I think that the this issue came from the lack of data. If I had more examples of people using “can meh” or “can lah”, the phrase model would have picked up these bigrams without having me set a low threshold. 0.5 threshold is really low in my opinion.

I caught too many false positives.

Rubbish in, rubbish out right? This was exactly what happened here.

Future Works

As you can imagine, I still have ways to go in tuning my model to get decent Singlish word embeddings for my future works.

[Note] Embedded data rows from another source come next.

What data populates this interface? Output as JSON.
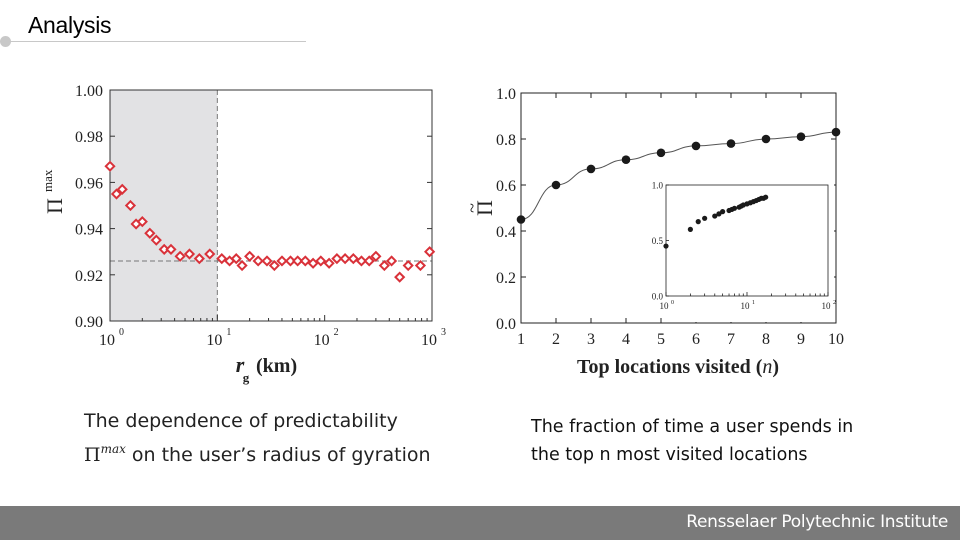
{
  "slide": {
    "title": "Analysis",
    "caption_left_line1": "The dependence of predictability",
    "caption_left_symbol": "Π",
    "caption_left_sup": "max",
    "caption_left_rest": "on the user’s radius of gyration",
    "caption_right": "The fraction of time a user spends in the top n most visited locations",
    "footer": "Rensselaer Polytechnic Institute"
  },
  "colors": {
    "series_red": "#d9323a",
    "series_black": "#1a1a1a",
    "shade": "#e2e2e4",
    "footer_bg": "#7a7a7a"
  },
  "chart_data": [
    {
      "type": "scatter",
      "xscale": "log",
      "xlim": [
        1,
        1000
      ],
      "ylim": [
        0.9,
        1.0
      ],
      "ylabel_symbol": "Π",
      "ylabel_sup": "max",
      "xlabel_var": "r",
      "xlabel_sub": "g",
      "xlabel_unit": "(km)",
      "ytick_labels": [
        "0.90",
        "0.92",
        "0.94",
        "0.96",
        "0.98",
        "1.00"
      ],
      "xtick_bases": [
        "10",
        "10",
        "10",
        "10"
      ],
      "xtick_exps": [
        "0",
        "1",
        "2",
        "3"
      ],
      "shaded_range_x": [
        1,
        10
      ],
      "reference_y": 0.926,
      "grid": false,
      "points": [
        {
          "x": 1.0,
          "y": 0.967
        },
        {
          "x": 1.15,
          "y": 0.955
        },
        {
          "x": 1.3,
          "y": 0.957
        },
        {
          "x": 1.55,
          "y": 0.95
        },
        {
          "x": 1.75,
          "y": 0.942
        },
        {
          "x": 2.0,
          "y": 0.943
        },
        {
          "x": 2.35,
          "y": 0.938
        },
        {
          "x": 2.7,
          "y": 0.935
        },
        {
          "x": 3.2,
          "y": 0.931
        },
        {
          "x": 3.7,
          "y": 0.931
        },
        {
          "x": 4.5,
          "y": 0.928
        },
        {
          "x": 5.5,
          "y": 0.929
        },
        {
          "x": 6.8,
          "y": 0.927
        },
        {
          "x": 8.5,
          "y": 0.929
        },
        {
          "x": 11,
          "y": 0.927
        },
        {
          "x": 13,
          "y": 0.926
        },
        {
          "x": 15,
          "y": 0.927
        },
        {
          "x": 17,
          "y": 0.924
        },
        {
          "x": 20,
          "y": 0.928
        },
        {
          "x": 24,
          "y": 0.926
        },
        {
          "x": 29,
          "y": 0.926
        },
        {
          "x": 34,
          "y": 0.924
        },
        {
          "x": 40,
          "y": 0.926
        },
        {
          "x": 48,
          "y": 0.926
        },
        {
          "x": 56,
          "y": 0.926
        },
        {
          "x": 66,
          "y": 0.926
        },
        {
          "x": 78,
          "y": 0.925
        },
        {
          "x": 92,
          "y": 0.926
        },
        {
          "x": 110,
          "y": 0.925
        },
        {
          "x": 130,
          "y": 0.927
        },
        {
          "x": 155,
          "y": 0.927
        },
        {
          "x": 185,
          "y": 0.927
        },
        {
          "x": 220,
          "y": 0.926
        },
        {
          "x": 260,
          "y": 0.926
        },
        {
          "x": 300,
          "y": 0.928
        },
        {
          "x": 360,
          "y": 0.924
        },
        {
          "x": 420,
          "y": 0.926
        },
        {
          "x": 500,
          "y": 0.919
        },
        {
          "x": 600,
          "y": 0.924
        },
        {
          "x": 780,
          "y": 0.924
        },
        {
          "x": 950,
          "y": 0.93
        }
      ]
    },
    {
      "type": "line",
      "xlim": [
        1,
        10
      ],
      "ylim": [
        0.0,
        1.0
      ],
      "xtick_labels": [
        "1",
        "2",
        "3",
        "4",
        "5",
        "6",
        "7",
        "8",
        "9",
        "10"
      ],
      "ytick_labels": [
        "0.0",
        "0.2",
        "0.4",
        "0.6",
        "0.8",
        "1.0"
      ],
      "ylabel_symbol": "Π",
      "ylabel_accent": "~",
      "xlabel_text": "Top locations visited (",
      "xlabel_var": "n",
      "xlabel_close": ")",
      "x": [
        1,
        2,
        3,
        4,
        5,
        6,
        7,
        8,
        9,
        10
      ],
      "y": [
        0.45,
        0.6,
        0.67,
        0.71,
        0.74,
        0.77,
        0.78,
        0.8,
        0.81,
        0.83
      ],
      "inset": {
        "type": "scatter",
        "xscale": "log",
        "xlim": [
          1,
          100
        ],
        "ylim": [
          0.0,
          1.0
        ],
        "ytick_labels": [
          "0.0",
          "0.5",
          "1.0"
        ],
        "xtick_bases": [
          "10",
          "10",
          "10"
        ],
        "xtick_exps": [
          "0",
          "1",
          "2"
        ],
        "points": [
          {
            "x": 1,
            "y": 0.45
          },
          {
            "x": 2,
            "y": 0.6
          },
          {
            "x": 2.5,
            "y": 0.67
          },
          {
            "x": 3,
            "y": 0.7
          },
          {
            "x": 4,
            "y": 0.72
          },
          {
            "x": 4.5,
            "y": 0.74
          },
          {
            "x": 5,
            "y": 0.76
          },
          {
            "x": 6,
            "y": 0.77
          },
          {
            "x": 6.5,
            "y": 0.78
          },
          {
            "x": 7,
            "y": 0.79
          },
          {
            "x": 8,
            "y": 0.8
          },
          {
            "x": 8.5,
            "y": 0.81
          },
          {
            "x": 9,
            "y": 0.82
          },
          {
            "x": 10,
            "y": 0.83
          },
          {
            "x": 11,
            "y": 0.84
          },
          {
            "x": 12,
            "y": 0.85
          },
          {
            "x": 13,
            "y": 0.86
          },
          {
            "x": 14,
            "y": 0.87
          },
          {
            "x": 15,
            "y": 0.88
          },
          {
            "x": 16,
            "y": 0.88
          },
          {
            "x": 17,
            "y": 0.89
          }
        ]
      }
    }
  ]
}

What I would do differently is this:

  1. Recode my scripts to run distributed. Or better yet, code to run in a GPU. This will allow me to run on a much larger corpus i.e. the whole of Hardware Zone and not just one thread of it.
  2. Train a better phrase model. i.e. the PMI portion.

For now, I will keep the word embeddings for the first model.